President Trump recently unveiled a $1.4 trillion infrastructure plan and a $4 trillion budget proposal that includes initiatives such as defunding PBS and cutting fresh produce from the food-stamp program. But none of those are his biggest priority for 2018.
What is? Twitter. Specifically, "finding cultural flashpoints" like kneeling at NFL games, reports Axios. The president "is going to be looking for opportunities to stir up the base, more than focusing on any particular legislation or issue," a source close to the White House tells the site.
Trump has pinpointed this as a winning political strategy in the past.
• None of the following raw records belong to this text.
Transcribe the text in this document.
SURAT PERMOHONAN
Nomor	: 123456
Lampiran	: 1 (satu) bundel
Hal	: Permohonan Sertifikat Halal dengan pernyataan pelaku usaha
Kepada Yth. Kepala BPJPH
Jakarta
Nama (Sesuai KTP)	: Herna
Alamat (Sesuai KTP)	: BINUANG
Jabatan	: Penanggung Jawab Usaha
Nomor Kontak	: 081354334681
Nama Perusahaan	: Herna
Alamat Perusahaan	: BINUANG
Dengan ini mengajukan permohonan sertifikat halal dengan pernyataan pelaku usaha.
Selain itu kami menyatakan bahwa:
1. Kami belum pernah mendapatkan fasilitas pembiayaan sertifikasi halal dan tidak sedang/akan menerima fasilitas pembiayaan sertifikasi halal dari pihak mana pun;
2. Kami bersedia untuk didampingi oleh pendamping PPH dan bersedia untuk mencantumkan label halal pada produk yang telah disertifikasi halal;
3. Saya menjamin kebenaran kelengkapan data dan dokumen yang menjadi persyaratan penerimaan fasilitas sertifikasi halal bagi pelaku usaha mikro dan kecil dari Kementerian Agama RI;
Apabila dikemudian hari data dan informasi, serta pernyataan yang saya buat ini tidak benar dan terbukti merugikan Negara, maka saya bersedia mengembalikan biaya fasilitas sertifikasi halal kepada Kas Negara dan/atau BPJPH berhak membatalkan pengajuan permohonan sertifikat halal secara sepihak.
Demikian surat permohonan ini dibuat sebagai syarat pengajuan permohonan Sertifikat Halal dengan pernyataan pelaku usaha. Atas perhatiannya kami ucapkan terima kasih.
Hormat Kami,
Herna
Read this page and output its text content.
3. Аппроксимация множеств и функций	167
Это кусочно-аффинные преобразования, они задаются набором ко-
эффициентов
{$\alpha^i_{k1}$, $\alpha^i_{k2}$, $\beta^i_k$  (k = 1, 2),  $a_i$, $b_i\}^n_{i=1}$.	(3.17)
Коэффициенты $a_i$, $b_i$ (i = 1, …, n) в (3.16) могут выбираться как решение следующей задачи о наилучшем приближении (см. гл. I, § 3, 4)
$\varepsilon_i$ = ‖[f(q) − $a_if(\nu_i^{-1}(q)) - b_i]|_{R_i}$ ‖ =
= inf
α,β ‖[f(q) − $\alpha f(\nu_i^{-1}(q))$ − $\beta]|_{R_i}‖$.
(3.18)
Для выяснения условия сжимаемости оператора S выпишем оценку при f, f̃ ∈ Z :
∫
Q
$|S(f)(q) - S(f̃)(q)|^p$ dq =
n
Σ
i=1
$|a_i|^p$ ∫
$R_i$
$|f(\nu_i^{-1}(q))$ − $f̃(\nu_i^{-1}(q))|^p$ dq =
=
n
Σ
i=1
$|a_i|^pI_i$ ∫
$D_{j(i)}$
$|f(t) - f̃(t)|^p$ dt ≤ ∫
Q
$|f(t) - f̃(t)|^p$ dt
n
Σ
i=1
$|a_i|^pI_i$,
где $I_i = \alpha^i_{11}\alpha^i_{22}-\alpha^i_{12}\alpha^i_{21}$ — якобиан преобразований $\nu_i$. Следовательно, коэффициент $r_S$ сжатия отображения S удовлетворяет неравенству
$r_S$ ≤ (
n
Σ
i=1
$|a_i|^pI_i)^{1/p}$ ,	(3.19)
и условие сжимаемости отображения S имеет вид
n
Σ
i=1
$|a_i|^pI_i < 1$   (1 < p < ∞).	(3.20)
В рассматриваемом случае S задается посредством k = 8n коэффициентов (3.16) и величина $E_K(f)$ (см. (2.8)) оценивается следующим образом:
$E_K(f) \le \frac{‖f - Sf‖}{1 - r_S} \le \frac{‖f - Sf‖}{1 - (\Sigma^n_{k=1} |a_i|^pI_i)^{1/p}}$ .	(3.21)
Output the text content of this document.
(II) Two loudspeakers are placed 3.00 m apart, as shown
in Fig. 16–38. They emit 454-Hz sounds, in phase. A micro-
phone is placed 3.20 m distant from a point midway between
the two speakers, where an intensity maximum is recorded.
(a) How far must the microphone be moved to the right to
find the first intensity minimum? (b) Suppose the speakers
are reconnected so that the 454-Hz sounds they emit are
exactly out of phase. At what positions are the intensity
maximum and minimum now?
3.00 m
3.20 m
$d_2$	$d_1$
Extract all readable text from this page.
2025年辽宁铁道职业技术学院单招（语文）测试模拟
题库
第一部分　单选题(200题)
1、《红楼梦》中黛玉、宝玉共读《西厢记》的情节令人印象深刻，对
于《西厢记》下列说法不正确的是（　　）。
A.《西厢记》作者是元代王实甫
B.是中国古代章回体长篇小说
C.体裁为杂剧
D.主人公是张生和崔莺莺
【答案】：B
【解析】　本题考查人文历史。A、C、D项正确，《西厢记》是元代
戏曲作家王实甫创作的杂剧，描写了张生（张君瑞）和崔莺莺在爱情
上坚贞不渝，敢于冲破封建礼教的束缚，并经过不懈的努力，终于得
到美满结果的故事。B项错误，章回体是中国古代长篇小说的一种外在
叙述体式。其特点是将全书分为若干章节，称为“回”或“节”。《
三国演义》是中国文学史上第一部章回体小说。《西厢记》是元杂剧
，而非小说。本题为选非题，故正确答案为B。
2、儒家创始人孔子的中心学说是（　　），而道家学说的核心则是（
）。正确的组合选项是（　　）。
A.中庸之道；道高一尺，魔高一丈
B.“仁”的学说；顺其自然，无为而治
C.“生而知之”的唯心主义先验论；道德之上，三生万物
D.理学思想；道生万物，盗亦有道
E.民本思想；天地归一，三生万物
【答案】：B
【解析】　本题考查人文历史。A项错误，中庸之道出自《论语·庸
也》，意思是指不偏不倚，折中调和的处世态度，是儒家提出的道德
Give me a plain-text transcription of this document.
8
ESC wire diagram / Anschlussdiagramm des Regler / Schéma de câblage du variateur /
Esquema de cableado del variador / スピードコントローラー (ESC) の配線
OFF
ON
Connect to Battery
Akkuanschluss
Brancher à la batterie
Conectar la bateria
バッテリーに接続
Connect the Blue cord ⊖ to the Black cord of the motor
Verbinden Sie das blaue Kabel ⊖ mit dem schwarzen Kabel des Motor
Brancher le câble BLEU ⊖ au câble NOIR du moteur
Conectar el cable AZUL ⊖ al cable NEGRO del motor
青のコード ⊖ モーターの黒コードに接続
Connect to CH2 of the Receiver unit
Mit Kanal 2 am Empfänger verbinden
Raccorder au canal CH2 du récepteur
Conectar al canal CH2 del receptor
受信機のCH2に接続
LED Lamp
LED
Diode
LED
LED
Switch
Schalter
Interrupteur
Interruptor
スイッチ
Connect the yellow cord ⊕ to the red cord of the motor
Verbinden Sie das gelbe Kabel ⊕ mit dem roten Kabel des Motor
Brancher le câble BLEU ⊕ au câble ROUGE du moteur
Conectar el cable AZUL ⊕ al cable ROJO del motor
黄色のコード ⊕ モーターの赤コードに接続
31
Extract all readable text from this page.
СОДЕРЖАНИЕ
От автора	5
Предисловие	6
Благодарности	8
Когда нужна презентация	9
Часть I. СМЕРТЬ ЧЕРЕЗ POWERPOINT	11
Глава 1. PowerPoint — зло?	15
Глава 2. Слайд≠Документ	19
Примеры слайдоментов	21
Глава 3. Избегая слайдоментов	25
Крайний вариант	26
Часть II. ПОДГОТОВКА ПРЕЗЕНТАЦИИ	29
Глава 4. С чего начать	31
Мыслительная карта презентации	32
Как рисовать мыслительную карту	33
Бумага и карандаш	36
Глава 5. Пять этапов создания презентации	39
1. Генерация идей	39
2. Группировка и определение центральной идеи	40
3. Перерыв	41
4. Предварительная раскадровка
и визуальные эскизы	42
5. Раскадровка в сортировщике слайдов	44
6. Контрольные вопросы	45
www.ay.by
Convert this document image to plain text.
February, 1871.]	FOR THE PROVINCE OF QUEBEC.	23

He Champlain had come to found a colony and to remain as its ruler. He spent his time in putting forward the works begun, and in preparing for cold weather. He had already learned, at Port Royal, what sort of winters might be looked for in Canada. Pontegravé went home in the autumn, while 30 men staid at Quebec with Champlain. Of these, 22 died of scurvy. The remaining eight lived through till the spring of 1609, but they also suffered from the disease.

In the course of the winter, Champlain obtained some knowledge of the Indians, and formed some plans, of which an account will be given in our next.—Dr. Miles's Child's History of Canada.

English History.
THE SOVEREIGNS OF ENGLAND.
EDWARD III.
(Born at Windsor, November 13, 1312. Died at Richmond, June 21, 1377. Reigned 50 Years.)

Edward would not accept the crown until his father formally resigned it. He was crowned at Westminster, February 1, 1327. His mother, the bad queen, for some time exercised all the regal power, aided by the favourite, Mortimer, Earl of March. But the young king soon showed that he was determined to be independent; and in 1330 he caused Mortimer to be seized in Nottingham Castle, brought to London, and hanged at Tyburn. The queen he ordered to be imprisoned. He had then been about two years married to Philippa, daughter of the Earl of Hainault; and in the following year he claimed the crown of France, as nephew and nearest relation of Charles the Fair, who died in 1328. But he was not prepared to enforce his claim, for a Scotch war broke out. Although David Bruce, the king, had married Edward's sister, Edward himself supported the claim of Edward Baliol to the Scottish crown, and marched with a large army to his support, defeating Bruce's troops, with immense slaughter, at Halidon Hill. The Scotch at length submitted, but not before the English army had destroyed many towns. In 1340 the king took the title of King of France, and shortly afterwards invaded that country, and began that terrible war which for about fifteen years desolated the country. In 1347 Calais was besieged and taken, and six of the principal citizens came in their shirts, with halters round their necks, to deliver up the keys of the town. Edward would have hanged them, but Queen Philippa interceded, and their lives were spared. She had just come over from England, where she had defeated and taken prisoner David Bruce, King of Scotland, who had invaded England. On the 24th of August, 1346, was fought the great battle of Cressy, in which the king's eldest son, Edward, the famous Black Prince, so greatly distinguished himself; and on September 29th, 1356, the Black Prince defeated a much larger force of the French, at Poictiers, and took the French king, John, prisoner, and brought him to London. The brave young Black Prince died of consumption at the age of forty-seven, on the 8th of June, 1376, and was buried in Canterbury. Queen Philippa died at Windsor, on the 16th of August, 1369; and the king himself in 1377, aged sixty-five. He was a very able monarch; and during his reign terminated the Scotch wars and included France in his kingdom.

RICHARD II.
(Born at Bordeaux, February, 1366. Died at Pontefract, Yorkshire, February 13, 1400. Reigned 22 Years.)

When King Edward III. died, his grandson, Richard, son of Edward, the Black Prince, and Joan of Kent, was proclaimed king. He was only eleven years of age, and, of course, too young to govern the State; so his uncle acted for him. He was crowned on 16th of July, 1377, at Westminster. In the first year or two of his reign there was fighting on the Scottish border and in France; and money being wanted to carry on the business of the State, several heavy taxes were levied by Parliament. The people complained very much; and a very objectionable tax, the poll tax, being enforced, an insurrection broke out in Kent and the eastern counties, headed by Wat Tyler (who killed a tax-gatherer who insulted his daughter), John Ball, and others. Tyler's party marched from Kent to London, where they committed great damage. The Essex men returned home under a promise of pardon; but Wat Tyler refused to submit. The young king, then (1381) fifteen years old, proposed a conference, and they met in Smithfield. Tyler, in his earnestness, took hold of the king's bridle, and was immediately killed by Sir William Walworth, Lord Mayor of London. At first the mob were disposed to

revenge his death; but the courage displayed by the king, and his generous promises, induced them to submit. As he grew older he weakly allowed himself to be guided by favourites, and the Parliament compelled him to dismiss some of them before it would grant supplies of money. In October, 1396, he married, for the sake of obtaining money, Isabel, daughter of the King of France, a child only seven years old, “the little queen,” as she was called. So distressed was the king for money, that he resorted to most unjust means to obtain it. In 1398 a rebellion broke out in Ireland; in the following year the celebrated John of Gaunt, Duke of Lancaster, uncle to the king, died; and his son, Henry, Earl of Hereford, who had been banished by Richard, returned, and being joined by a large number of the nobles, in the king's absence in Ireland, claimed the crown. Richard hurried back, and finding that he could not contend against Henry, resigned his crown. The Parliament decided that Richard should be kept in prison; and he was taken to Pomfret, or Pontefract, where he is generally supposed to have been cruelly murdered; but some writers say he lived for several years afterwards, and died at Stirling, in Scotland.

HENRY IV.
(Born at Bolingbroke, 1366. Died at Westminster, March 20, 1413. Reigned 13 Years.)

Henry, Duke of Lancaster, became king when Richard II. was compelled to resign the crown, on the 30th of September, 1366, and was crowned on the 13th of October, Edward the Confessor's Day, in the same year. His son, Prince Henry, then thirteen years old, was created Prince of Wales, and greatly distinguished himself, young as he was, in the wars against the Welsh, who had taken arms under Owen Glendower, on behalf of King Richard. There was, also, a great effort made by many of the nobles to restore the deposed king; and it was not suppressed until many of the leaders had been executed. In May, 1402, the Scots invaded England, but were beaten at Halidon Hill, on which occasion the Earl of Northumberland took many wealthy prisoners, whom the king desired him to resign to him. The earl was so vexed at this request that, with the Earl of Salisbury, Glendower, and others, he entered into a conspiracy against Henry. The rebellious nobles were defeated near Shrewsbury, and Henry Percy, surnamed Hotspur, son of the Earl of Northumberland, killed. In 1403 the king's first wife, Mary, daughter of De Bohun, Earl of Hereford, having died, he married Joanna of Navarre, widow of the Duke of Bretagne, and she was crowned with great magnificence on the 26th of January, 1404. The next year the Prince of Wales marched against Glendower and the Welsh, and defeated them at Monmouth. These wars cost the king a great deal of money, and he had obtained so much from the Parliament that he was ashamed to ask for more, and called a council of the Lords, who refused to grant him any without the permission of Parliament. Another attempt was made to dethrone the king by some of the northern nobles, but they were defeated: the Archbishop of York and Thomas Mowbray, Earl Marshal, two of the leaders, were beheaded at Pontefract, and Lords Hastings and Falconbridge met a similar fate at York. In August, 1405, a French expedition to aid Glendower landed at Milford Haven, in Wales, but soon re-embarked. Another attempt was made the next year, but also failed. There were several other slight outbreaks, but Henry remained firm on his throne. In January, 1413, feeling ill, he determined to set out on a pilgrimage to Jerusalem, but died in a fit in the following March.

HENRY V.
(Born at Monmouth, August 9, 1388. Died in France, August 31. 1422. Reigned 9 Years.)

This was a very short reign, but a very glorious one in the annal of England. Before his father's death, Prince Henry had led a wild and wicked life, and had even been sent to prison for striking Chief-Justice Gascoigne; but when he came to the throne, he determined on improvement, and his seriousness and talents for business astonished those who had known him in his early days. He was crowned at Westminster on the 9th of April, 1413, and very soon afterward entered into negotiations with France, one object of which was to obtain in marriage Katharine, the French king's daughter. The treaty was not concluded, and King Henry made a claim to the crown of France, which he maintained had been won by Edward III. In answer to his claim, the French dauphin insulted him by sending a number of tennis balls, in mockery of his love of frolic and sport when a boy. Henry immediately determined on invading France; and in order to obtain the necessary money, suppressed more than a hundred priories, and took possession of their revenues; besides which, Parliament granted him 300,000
Members of the GOP have observed that whenever the president incites a culture war on Twitter, it tends to be a win, deflecting from a more troublesome issue or allowing him to seem generally in control. "We've seen Trump do this time and again," observed Tim Wood in Forbes last fall. "Demonize an opponent and no matter what the facts are or how the story advances, he builds his own narrative that creates his target as the villain and himself as a fearless leader."
So political observers expect much more of the same as the 2018 midterm elections approach and Republicans brace for what polling indicates could be an electoral wipeout. "His administration is cranking away on these Potemkin legislative efforts," says Matt Bennett, co-founder of the Democratic group Third Way. "But what he's really interested in is storylines revolving around him — driving the conversation with whatever crosses his mind at that moment, and then comes out of his mouth or his fingers."
"Trump will be more Trump this year," writes Axios. "With the departure of centrist aides and the gravitational pull of midterms in November and his reelection race in 2020, Trump's nationalist campaign instincts are likely to get even more sway than they did last year."